The findings paint a stark picture of mounting financial pressure, as rising living costs continue to outpace income growth across the country.
The report reveals that close to 60 percent of Nigerians fall within the lowest income brackets, while only six percent say they feel financially secure. This highlights a widening disconnect between economic reforms and the daily realities faced by households.
“On paper, the economy is stabilising… On the ground, however, the strain hasn’t let up,” the report stated.
Despite nominal increases in earnings, inflation has significantly eroded purchasing power. Odun Eweniyi explained that although incomes appear higher, their real value has dropped sharply in recent years.
“Inflation peaked above 33 percent in 2024. So people are earning more and affording less,” she said.
Income inequality and vulnerable groups
The report highlights deepening inequality across age and gender groups. Younger Nigerians, particularly Gen Z, are more likely to earn below N100,000 or remain without income, while higher earnings are concentrated among older demographics.
Women are also disproportionately affected, with many falling into lower income brackets.
Dsione Oseni-Elamah warned that persistent wage inequality could weaken the broader economy.
“If formal structures continue to undervalue female labour, it leads to human capital loss and economic inefficiency,” she said.
Rising cost of living squeezes households
Most Nigerians rely on a single source of income, leaving them exposed to economic shocks. Around two-thirds of respondents depend on one income stream, increasing vulnerability amid unstable living costs.
Spending patterns show that food and groceries account for the largest share of expenses, followed by transportation, housing, and utilities.
Family obligations also play a major role.
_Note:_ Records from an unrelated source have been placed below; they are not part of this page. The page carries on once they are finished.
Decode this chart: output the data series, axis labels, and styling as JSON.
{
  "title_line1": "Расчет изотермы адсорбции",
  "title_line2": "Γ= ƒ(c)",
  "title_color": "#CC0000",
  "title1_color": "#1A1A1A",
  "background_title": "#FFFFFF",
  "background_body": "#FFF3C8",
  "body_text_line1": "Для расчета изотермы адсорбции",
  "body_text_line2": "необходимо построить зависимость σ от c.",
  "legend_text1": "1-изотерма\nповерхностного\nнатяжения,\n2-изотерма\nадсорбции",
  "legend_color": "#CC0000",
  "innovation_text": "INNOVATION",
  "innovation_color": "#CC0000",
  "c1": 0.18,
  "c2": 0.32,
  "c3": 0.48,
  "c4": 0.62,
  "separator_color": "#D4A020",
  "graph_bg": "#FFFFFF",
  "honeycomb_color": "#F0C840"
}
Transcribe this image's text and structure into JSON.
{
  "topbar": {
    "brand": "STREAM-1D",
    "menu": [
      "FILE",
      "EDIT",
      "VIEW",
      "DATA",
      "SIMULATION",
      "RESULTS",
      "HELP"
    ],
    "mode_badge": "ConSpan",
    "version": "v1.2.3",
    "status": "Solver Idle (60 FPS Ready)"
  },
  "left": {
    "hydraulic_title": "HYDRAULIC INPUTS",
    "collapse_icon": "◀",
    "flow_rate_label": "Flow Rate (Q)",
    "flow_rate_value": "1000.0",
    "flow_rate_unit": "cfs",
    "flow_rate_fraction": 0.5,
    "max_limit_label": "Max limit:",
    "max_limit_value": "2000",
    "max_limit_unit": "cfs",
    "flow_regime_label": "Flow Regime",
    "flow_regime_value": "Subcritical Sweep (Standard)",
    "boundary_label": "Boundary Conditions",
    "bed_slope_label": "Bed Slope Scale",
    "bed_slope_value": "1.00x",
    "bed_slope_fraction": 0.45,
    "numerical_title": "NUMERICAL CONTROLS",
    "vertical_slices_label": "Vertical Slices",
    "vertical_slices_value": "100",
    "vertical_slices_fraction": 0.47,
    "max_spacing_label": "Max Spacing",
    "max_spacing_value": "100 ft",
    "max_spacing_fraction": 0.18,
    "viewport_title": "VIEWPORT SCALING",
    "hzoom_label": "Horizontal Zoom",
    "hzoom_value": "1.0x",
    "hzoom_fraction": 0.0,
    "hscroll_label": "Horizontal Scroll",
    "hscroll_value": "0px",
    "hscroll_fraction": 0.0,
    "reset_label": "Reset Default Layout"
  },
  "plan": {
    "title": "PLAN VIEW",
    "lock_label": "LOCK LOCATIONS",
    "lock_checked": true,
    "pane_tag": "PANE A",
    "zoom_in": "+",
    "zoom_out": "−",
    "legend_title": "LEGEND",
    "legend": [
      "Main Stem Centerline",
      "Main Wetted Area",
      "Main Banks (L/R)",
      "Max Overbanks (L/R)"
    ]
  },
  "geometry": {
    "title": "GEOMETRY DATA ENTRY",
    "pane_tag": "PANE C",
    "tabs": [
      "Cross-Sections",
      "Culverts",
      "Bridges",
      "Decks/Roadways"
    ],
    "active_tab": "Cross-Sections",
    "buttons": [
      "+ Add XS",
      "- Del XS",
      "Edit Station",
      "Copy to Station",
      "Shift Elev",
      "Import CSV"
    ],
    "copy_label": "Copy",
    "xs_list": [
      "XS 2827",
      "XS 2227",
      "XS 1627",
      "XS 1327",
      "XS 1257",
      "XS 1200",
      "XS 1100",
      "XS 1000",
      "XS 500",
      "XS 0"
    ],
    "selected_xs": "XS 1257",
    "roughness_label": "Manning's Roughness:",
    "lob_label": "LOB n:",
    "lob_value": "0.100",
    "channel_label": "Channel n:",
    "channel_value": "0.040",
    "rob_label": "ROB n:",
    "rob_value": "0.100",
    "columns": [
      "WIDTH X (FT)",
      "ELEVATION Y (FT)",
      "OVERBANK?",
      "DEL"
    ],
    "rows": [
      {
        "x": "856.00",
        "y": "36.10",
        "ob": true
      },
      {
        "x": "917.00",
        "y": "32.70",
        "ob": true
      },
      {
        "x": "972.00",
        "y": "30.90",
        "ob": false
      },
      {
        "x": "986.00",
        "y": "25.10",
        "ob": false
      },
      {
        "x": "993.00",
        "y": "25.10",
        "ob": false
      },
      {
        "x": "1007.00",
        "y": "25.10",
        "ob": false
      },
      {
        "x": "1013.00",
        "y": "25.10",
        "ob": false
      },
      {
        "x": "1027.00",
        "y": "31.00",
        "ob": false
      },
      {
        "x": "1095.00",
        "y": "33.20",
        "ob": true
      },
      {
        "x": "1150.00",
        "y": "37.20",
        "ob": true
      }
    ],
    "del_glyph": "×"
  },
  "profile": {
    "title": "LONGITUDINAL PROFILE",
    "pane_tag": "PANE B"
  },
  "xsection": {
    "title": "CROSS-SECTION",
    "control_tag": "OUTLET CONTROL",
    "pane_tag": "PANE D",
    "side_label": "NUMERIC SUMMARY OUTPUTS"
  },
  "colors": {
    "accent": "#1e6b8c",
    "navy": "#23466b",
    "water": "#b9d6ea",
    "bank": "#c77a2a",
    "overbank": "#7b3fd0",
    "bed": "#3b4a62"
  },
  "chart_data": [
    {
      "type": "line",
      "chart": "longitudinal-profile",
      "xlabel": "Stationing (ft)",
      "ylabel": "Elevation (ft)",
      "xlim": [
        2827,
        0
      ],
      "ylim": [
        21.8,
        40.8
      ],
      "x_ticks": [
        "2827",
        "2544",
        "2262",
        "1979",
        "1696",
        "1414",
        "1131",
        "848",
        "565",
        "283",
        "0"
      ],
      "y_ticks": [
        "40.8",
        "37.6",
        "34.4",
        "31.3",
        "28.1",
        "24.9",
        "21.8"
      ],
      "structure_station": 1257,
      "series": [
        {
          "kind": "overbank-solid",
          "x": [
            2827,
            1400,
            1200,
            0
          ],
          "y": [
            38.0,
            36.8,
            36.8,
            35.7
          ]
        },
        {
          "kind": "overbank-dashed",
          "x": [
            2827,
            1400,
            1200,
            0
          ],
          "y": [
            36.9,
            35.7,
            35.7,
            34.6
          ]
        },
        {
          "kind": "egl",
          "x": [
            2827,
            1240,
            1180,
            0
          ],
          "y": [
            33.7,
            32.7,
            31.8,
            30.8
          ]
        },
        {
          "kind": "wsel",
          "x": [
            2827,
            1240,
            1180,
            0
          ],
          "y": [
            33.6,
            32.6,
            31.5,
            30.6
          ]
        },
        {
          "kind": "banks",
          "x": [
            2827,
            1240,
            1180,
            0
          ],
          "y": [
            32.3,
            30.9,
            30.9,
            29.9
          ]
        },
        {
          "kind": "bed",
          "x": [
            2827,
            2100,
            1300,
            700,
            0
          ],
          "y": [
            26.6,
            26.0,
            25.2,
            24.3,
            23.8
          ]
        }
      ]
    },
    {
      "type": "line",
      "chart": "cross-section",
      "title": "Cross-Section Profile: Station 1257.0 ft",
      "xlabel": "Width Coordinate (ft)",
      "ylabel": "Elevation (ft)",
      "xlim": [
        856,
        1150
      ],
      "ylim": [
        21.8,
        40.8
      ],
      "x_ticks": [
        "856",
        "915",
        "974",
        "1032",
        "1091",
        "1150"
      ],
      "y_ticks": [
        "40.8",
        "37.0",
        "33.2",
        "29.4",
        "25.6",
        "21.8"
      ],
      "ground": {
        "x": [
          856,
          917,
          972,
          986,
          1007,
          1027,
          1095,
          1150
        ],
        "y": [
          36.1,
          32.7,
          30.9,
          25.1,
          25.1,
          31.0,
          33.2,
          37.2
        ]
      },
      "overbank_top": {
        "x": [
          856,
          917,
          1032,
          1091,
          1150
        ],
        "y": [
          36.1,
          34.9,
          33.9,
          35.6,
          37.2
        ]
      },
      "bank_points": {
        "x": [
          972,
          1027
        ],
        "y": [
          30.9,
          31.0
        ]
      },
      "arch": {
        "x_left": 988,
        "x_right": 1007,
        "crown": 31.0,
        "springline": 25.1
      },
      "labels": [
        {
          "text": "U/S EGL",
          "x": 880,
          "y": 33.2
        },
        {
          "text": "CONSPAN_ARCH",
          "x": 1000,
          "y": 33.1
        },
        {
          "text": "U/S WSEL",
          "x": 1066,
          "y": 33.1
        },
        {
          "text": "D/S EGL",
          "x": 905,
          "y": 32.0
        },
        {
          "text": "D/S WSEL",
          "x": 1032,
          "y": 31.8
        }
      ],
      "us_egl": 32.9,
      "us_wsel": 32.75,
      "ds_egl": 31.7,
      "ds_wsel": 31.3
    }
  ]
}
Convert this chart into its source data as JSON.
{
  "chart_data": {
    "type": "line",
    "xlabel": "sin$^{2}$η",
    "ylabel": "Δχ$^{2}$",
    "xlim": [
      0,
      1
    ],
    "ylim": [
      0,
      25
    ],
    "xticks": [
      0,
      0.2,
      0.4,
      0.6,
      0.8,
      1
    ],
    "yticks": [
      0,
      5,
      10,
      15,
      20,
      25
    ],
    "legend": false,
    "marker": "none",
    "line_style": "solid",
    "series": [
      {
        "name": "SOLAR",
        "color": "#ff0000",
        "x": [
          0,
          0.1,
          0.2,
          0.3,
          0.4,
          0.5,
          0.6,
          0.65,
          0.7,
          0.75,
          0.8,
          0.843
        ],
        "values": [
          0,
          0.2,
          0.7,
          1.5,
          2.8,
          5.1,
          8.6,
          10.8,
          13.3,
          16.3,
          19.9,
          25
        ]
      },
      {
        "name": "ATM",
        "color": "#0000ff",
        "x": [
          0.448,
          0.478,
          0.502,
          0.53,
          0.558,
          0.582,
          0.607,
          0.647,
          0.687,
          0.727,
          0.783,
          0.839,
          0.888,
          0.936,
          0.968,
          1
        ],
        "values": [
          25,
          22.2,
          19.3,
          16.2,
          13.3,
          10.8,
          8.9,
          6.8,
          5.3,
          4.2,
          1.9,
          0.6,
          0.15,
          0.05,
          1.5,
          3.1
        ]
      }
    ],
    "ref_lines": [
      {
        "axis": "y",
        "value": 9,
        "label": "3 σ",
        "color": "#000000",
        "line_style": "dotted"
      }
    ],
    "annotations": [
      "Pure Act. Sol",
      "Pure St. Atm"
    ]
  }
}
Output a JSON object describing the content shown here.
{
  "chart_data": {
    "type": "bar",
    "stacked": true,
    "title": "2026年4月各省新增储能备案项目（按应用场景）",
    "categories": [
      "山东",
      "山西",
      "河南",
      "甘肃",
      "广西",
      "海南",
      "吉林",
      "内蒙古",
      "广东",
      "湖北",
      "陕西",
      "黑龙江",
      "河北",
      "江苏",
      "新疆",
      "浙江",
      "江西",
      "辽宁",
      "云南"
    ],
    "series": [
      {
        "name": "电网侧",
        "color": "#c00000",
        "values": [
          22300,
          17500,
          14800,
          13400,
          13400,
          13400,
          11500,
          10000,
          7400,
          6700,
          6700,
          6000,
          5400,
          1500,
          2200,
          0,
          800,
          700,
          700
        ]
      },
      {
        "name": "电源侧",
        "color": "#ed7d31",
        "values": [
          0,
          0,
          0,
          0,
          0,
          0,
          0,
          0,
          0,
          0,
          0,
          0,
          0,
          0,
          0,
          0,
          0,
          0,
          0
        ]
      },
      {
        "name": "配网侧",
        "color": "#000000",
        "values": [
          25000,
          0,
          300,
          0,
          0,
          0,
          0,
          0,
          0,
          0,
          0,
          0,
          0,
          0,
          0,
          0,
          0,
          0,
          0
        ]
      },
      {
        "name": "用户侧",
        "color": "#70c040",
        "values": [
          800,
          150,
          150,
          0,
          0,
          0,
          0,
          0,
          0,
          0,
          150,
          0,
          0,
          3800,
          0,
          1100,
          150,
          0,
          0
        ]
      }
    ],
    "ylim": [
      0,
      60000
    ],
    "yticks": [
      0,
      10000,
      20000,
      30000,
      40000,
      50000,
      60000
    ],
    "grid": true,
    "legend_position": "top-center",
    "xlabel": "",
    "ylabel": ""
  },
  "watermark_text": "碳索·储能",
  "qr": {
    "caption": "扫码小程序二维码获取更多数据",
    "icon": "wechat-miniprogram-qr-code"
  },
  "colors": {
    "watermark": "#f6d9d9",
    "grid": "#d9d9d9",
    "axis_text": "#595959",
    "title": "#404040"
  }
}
More than half of income earners support extended relatives — a financial burden often referred to as “black tax”.
Savings culture weakening
The report indicates a decline in savings habits. About one in two Nigerians do not save at all, while only four in ten maintain emergency funds.
Eweniyi noted that many Nigerians are forced to prioritise basic needs over savings.
“These aren’t discretionary expenses you can cut,” she said.
Among those who save, the primary goal is building emergency funds, reflecting widespread uncertainty about future income.
Debt driven by necessity
Although only about 20 percent of Nigerians report being in debt, borrowing is largely driven by necessity rather than consumption.
Damilola Arogundade described this behaviour as “rational short-termism”, where immediate needs take precedence over long-term planning.
Many Nigerians rely on informal borrowing from friends and family due to limited access to formal credit systems.
Joshua Chibueze added that irregular income patterns often force people to borrow when major expenses arise.
Resilience amid uncertainty
Despite these pressures, Nigerians continue to adapt through budgeting, side hustles, and informal support systems.
However, financial satisfaction remains low, with more than half unsure if their income will meet basic needs each month.
The report concludes that improving financial resilience will require more than macroeconomic reforms. It calls for systems that promote income stability, savings, and financial confidence.